No hotel onde se alojaram havia 300 desabrigados até junho passado. Agora são cerca de 30. “Do café da manhã ao jantar sempre estamos com gente. Sinto falta da mesa da minha cozinha, onde nós quatro comíamos e falávamos do dia”. Por isso, depois do carro, da loja, do hotel, sonha com um contêiner de metal de 45 metros quadrados, dois quartos e um banheiro: a última parada da via crucis do desabrigado e o primeiro desejo de Monica, que todas as manhãs acorda às 5h30 para dirigir até seu escritório em Accumuli.

A estrada serpenteia em direção ao interior entre montanhas e vales verdes.
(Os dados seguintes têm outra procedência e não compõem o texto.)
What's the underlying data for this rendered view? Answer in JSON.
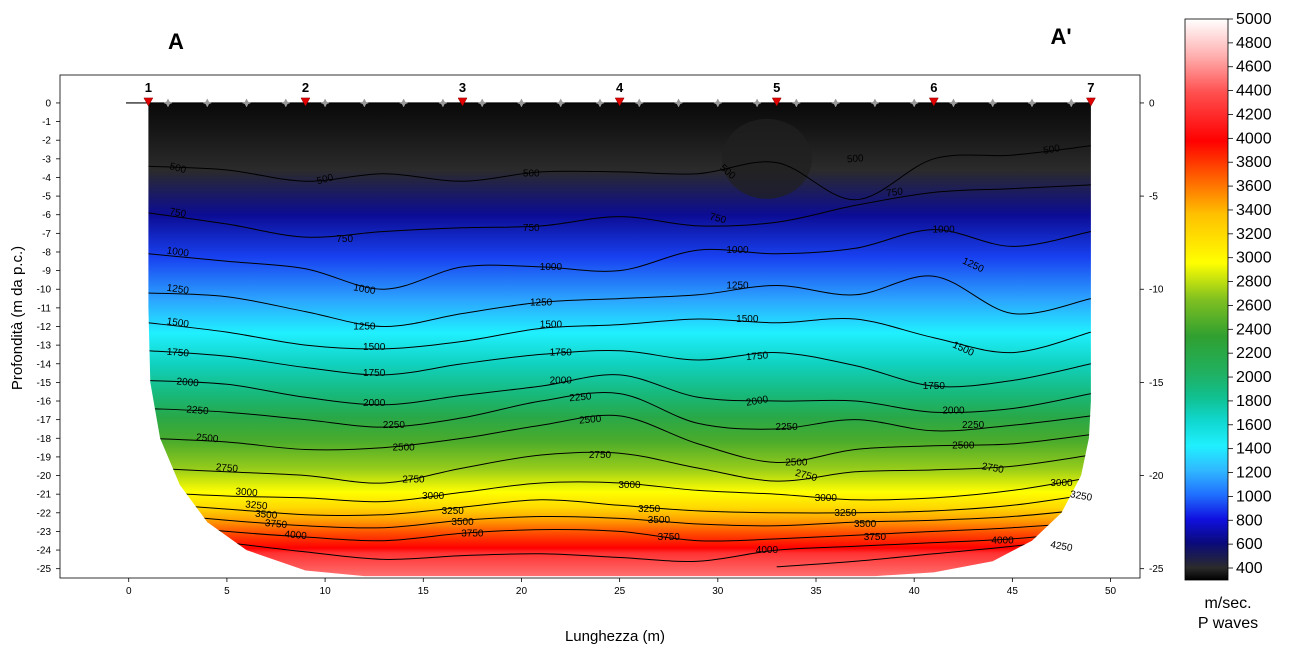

A seus lados, de vez em quando, vê-se montes de pedras, colchões, poeira, carros esmagados. O que sobra de Arquata del Tronto, Pescara del Tronto, Accumuli, Amatrice... a litania dos vilarejos que o sismo transformou em cidades-fantasmas. Das 2,66 milhões de toneladas de escombros acumulados só foram retiradas 227.500, ou 8,6%, segundo a associação Legambiente.

Accumuli dorme em silêncio em cima de uma colina. A seus pés surge um punhado de contêineres que funcionam como prefeitura, correios, delegacia, farmácia, ambulatório médico. Paola Torrone, de 54 anos, vivia no centro. “Você não imagina o quanto era bonito”, emociona-se a enfermeira do hospital de Amatrice que agora trabalha neste ambulatório. “Os pacientes continuam com dificuldades por causa do susto do terremoto. Anseiam por sua casa, seu entorno, seus hábitos, mas têm pavor”. Marco Gloria, de 43 anos, concorda. É funcionário do correio, mas diz, ironicamente, mudou de trabalho. “Já me tornei um psicólogo”, brinca. As pessoas vivem espalhadas e frequentam esse vilarejo metálico e a agência provisória dos correios só para encontrar os antigos vizinhos, para conversar e desabafar. “Não há lojas, a água não é mais potável e é preciso dirigir 40 quilômetros para comprar um pão. Estamos muito cansados porque vemos que em um ano quase nada mudou”.